METHODS: Four databases were searched from inception to March 2023 for peer-reviewed, open randomized controlled trials (RCTs). Inclusion criteria were: 1) trials with RCT design, 2) children aged 1 month-18 years with musculoskeletal injury, 3) outpatient setting, 4) interventions and control, 5) primary outcome: pain score at 60 and 120 min; secondary outcome: adverse effects, and 6) full-text and peer-reviewed articles. Two reviewers screened, extracted data, and assessed the risk of bias. A frequentist random effects network meta-analysis (NMA) was performed. (R package version 4.1.2). Certainty of evidence was evaluated using the Grading of Recommendations, Assessment, Development, and Evaluation working group approach.

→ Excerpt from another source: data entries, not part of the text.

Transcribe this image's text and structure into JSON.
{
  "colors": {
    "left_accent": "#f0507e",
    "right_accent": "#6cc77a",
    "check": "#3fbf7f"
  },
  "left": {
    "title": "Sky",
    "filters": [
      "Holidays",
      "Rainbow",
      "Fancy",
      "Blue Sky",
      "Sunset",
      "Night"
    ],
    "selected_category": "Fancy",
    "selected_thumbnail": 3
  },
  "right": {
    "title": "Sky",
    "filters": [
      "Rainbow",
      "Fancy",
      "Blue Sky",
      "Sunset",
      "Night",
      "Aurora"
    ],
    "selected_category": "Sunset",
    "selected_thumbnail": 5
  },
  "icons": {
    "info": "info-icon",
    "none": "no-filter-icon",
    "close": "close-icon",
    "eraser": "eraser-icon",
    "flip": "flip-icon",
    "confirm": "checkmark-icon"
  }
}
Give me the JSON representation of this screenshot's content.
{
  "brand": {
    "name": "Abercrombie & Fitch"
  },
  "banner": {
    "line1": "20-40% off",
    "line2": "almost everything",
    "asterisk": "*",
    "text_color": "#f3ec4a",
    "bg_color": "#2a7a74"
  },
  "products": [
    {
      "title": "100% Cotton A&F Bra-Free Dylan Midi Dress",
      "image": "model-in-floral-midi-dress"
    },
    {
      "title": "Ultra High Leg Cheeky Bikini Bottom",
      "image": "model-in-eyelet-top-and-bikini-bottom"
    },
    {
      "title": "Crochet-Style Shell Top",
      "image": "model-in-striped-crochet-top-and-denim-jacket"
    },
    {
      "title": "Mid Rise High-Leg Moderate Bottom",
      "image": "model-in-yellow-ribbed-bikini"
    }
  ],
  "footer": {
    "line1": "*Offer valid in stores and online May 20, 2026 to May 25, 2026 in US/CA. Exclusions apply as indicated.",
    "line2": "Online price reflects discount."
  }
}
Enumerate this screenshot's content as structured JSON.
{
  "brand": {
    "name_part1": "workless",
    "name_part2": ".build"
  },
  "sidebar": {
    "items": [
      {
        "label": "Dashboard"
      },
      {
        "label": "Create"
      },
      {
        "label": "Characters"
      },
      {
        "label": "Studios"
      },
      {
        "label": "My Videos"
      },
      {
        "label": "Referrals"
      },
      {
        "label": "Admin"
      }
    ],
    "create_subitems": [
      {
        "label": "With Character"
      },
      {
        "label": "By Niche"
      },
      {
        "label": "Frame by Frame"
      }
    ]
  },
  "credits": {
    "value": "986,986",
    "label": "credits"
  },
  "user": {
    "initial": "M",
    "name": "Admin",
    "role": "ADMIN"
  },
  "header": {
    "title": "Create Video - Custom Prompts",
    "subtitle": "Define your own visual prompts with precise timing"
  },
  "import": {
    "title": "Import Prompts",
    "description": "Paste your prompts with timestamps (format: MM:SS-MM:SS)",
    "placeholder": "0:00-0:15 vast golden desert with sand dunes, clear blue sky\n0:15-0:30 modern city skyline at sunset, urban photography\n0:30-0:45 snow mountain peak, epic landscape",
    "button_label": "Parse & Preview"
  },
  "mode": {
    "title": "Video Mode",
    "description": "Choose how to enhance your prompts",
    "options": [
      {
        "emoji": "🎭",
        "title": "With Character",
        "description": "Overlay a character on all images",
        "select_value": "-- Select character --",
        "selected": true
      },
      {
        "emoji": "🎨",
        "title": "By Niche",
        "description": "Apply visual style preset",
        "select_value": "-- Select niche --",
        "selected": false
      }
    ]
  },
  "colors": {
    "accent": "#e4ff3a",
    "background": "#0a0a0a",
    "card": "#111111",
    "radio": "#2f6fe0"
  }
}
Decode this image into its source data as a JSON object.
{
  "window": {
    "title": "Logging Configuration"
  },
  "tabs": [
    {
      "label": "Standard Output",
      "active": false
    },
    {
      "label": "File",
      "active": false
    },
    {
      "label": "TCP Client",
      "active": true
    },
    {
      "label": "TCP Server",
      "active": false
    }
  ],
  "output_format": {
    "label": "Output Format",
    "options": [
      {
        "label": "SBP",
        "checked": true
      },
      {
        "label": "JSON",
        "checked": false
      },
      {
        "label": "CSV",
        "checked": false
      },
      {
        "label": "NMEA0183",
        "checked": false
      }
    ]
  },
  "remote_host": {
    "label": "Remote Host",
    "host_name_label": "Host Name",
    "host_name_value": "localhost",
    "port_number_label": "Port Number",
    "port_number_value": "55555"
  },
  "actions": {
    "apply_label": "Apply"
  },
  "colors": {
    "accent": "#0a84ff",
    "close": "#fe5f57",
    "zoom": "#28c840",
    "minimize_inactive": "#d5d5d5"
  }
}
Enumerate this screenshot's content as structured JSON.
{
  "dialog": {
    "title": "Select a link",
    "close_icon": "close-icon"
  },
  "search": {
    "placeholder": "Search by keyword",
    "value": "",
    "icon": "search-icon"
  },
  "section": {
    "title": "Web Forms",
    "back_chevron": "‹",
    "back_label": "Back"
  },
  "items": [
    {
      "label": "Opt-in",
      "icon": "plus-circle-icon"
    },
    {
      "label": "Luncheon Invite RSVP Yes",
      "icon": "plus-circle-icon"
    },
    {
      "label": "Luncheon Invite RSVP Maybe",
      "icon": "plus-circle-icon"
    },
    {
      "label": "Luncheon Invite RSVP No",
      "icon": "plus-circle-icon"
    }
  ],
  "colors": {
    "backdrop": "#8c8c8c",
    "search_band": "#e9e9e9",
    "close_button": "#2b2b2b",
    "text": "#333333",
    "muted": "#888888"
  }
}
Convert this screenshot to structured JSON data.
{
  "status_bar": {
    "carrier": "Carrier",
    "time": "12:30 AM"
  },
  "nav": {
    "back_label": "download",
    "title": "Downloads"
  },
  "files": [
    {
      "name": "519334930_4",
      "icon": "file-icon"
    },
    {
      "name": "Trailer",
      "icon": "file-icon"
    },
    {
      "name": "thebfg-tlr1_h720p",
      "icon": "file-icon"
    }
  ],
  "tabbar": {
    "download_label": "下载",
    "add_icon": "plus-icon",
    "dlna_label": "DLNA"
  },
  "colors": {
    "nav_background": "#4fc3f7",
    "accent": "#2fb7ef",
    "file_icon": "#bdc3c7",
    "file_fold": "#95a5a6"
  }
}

RESULTS: We included eight trials comprising 1645 children. Ibuprofen was significantly associated with pain reduction at 120 min, compared with acetaminophen (SMD, 0.31 [95% CI 0.11-0.51]; moderate certainty) and opioids (SMD, 0.34 [95% CI 0.20-0.48]; moderate certainty). Compared with opioids alone, ibuprofen-opioid combination was significantly associated with pain reduction at 120 min (SMD, 0.19 [95% CI 0.03-0.35]). No significant differences were found in pain interventions at 60 min. Ibuprofen had statistically fewer adverse events than opioids (RR, 0.54 [95% CI 0.33-0.90] moderate certainty) and ibuprofen with opioids (RR, 0.47 [95% CI 0.25-0.89] moderate certainty). In terms of limitations, the eight RCTs included had relatively small sample sizes; only two were high-quality RCTs.

CONCLUSIONS: Our NMA found ibuprofen to be the most effective and least adverse analgesic in pediatric patients with musculoskeletal injuries.